After the Adrian Gonzalez trade, a number of analysts immediately figured that the Red Sox’s farm system had been tapped of all its high shelf talent. Casey Kelly, Anthony Rizzo, and Reymond Fuentes were shipped to San Diego to acquire the slugging first baseman. Even if Boston had kept those three players, their current farm hands are still more valuable. Kelly had a rough debut for Portland, and it just got worse in the Arizona Fall League. Rizzo had a successful year at first glance, but deeper observation reveals his immense struggle with left-handed pitching and questionable ability to maintain a steady batting average.

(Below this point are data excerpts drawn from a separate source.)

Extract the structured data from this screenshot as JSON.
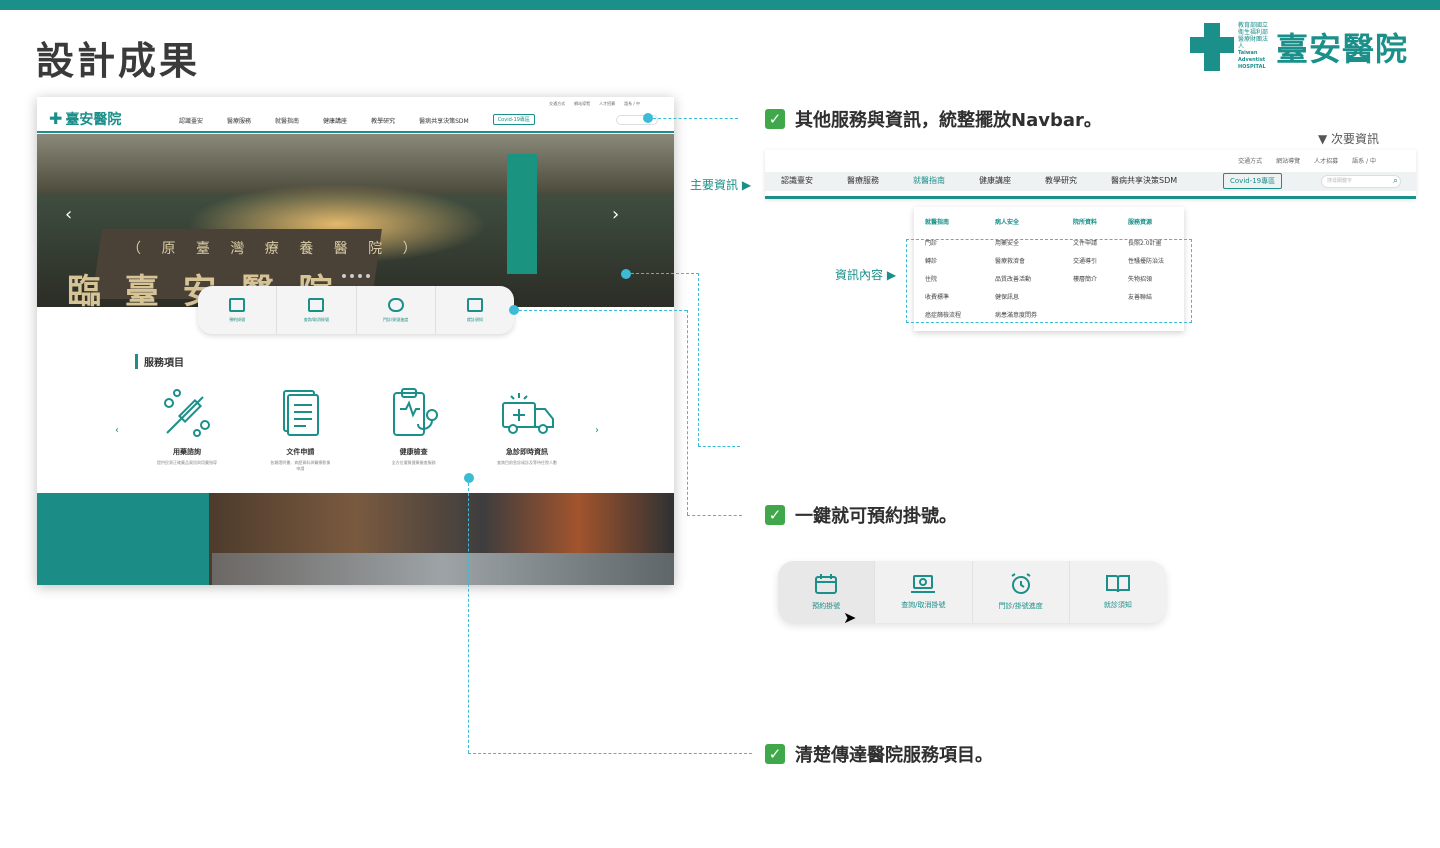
{
  "page_title": "設計成果",
  "logo": {
    "small_line1": "教育部國立",
    "small_line2": "衛生福利部",
    "small_line3": "醫療財團法人",
    "small_en1": "Taiwan Adventist",
    "small_en2": "HOSPITAL",
    "big": "臺安醫院"
  },
  "mockup": {
    "logo": "臺安醫院",
    "util": [
      "交通方式",
      "網站導覽",
      "人才招募",
      "語系 / 中"
    ],
    "nav": [
      "認識臺安",
      "醫療服務",
      "就醫指南",
      "健康講座",
      "教學研究",
      "醫病共享決策SDM"
    ],
    "covid": "Covid-19專區",
    "hero_sign": "（ 原 臺 灣 療 養 醫 院 ）",
    "hero_big": "臨 臺 安 醫 院",
    "quick": [
      "預約掛號",
      "查詢/取消掛號",
      "門診/掛號進度",
      "就診須知"
    ],
    "services_title": "服務項目",
    "services": [
      {
        "name": "用藥諮詢",
        "desc": "提供民眾正確藥品資訊與用藥指導"
      },
      {
        "name": "文件申請",
        "desc": "各類證明書、病歷資料與醫療影像申請"
      },
      {
        "name": "健康檢查",
        "desc": "全方位優質健康檢查服務"
      },
      {
        "name": "急診即時資訊",
        "desc": "查詢目前急診候診及等待住院人數"
      }
    ]
  },
  "annotations": {
    "a1": "其他服務與資訊，統整擺放Navbar。",
    "a2": "一鍵就可預約掛號。",
    "a3": "清楚傳達醫院服務項目。"
  },
  "navbar_detail": {
    "label_secondary": "▼ 次要資訊",
    "label_main": "主要資訊 ▶",
    "label_content": "資訊內容 ▶",
    "util": [
      "交通方式",
      "網站導覽",
      "人才招募",
      "語系 / 中"
    ],
    "items": [
      "認識臺安",
      "醫療服務",
      "就醫指南",
      "健康講座",
      "教學研究",
      "醫病共享決策SDM"
    ],
    "covid": "Covid-19專區",
    "search_placeholder": "搜尋關鍵字",
    "dropdown": [
      {
        "header": "就醫指南",
        "items": [
          "門診",
          "轉診",
          "住院",
          "收費標準",
          "癌症篩檢流程"
        ]
      },
      {
        "header": "病人安全",
        "items": [
          "用藥安全",
          "醫療救濟會",
          "品質改善活動",
          "健保訊息",
          "病患滿意度問券"
        ]
      },
      {
        "header": "院所資料",
        "items": [
          "文件申請",
          "交通導引",
          "樓層簡介"
        ]
      },
      {
        "header": "服務資源",
        "items": [
          "長照2.0計畫",
          "性騷擾防治法",
          "失物招領",
          "友善聯結"
        ]
      }
    ]
  },
  "quick_detail": [
    "預約掛號",
    "查詢/取消掛號",
    "門診/掛號進度",
    "就診須知"
  ],
  "colors": {
    "brand": "#1b8f8a",
    "connector": "#3bbbd6",
    "check": "#3ea84a"
  }
}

Without the highly successful 2010 draft, this article wouldn’t have been written and Gonzalez likely wouldn’t be playing in Boston. Kolbrin Vitek, Bryce Brentz, and Anthony Ranaudo were all picked in the first round, but the real prize of 2010 comes in two above-slot high school bats, Sean Coyle and Garin Cecchini. Both middle infielders growing up, Coyle looks more like a doubles hitter while Cecchini packs power. Dustin Pedroia and Chase Utley represent the ceiling for these two youngsters. Pedroia is a perfect comparison for Coyle, who is also short and an igniter in any lineup. Oscar Tejeda, another young second baseman, put together a booming 2010 campaign. At only age 20, he hit .307 with 11 home runs and 17 stolen bases in high Single-A. His overconfidence is sometimes mistaken for cockiness and several evaluators feel that he is an attitude problem waiting to happen.

Ryan Kalish is already a household name is some New England homes. Though batting a mediocre .252 with a week OBP, Kalish delivered timely clutch hits from the day he was brought up. Likely to start the year in Pawtucket, don’t be surprised if he replaces J.D. Drew as the everyday right fielder in mid-June.

Pitching is a little thin in the higher levels, but Stolmy Pimentel, Drake Britton, and Ranaudo represent an excellent trio of young hurlers. Britton, the sole lefty, broke out last year with a 2.97 ERA in Salem. Pimentel, his teammate for most of the season, wasn’t as successful but got better reviews across the board from scouts. Finally, Ranaudo famously pitched to a 0.00 ERA in multiple Cape League games.